Destination: Void
- Cover of first book edition (p/b)
- Author: Frank Herbert
- Original title: Do I Wake or Dream?
- Cover artist: Richard M. Powers
- Language: English
- Series: The Pandora Sequence
- Genre: Science fiction
- Published: August 1965 (magazine) June 1966 Berkley (book)
- Publication place: United States
- Media type: Print (hardback & paperback)
- ISBN: 0839825501 978-0839825500
- Followed by: The Jesus Incident

= Destination: Void =

1965 novel by Frank Herbert

Destination: Void is a science fiction novel by American author Frank Herbert, the first of four novels in the Pandora Sequence series. It first appeared in Galaxy Magazine—illustrated by John Giunta—in August 1965, under the title Do I Wake or Dream?, but was published in book form as Destination: Void the following year. A revised edition, edited and updated by the author, was released in 1978. The book stands alone but the story is continued—and embellished with more details of the Moonbase project and the history of the clones—in The Jesus Incident, The Lazarus Effect and The Ascension Factor co-authored by Bill Ransom.

==Plot summary==
In the future, mankind has tried to develop artificial intelligence, succeeding only once, and then disastrously. A transmission from the project site on an island in the Puget Sound, "Rogue consciousness!", was followed by slaughter and destruction, culminating in the island vanishing from the face of the earth.

The current project is being run on the Moon, and the book tells the story of the seventh attempt in a series of experiments to create an artificial consciousness. For each attempt the scientists raise a group of clones. These clones are kept isolated and raised to believe that they will be the crew of a spaceship that will colonize a planet in the Tau Ceti solar system. (That Tau Ceti has no habitable planet is part of the planned frustration of the crew). The spaceship will take hundreds of years to reach the system and the crew will spend most of their time in hibernation. Along with the crew of six, the ship carries thousands of other clones in hibernation, intended to populate the new colony and, if necessary, provide replacements for any crew members who die along the way.

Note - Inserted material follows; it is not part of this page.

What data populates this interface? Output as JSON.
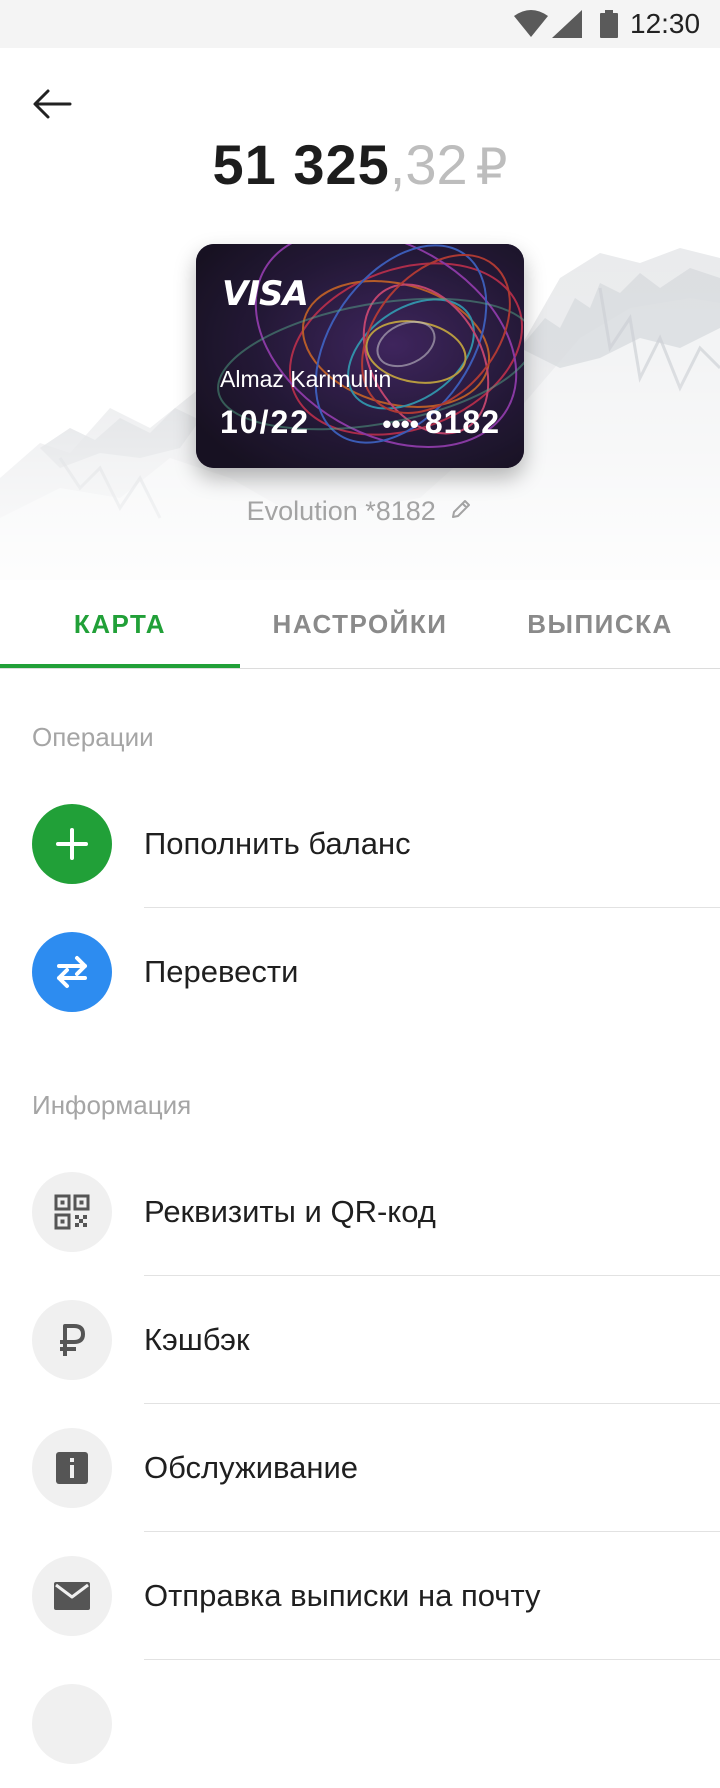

The crew are just caretakers: the ship is controlled by a disembodied human brain, called "Organic Mental Core" or "OMC", that runs the complex operations of the vessel and keeps it moving in space. But the first two OMCs (Myrtle and Little Joe) become catatonic, while the third OMC goes insane and kills three of the umbilicus crew members. The crew are left with only one choice: to build an artificial consciousness that will enable the ship to continue. The crew knows that if they attempt to turn back they will be ordered to abort (self destruct).

The clones have been bred and carefully selected for psychological purposes to reinforce each other, as well as to provide various specialized skills that will give them the best chance of success. The crew includes a chaplain-psychiatrist, Raja Flattery, who knows their real purpose, and that the breakdown of the OMCs was planned. He is aware that six other ships have gone out before theirs, each one of which failed. And he understands the nature of the test: create a high pressure environment in which brilliance may break through out of necessity, and create in the safety of the void what humans couldn't safely create on Earth. In this Space Ship Earthling number Seven ultimately succeeds, and the consequences of their success form the basis of the plot for the novels which follow.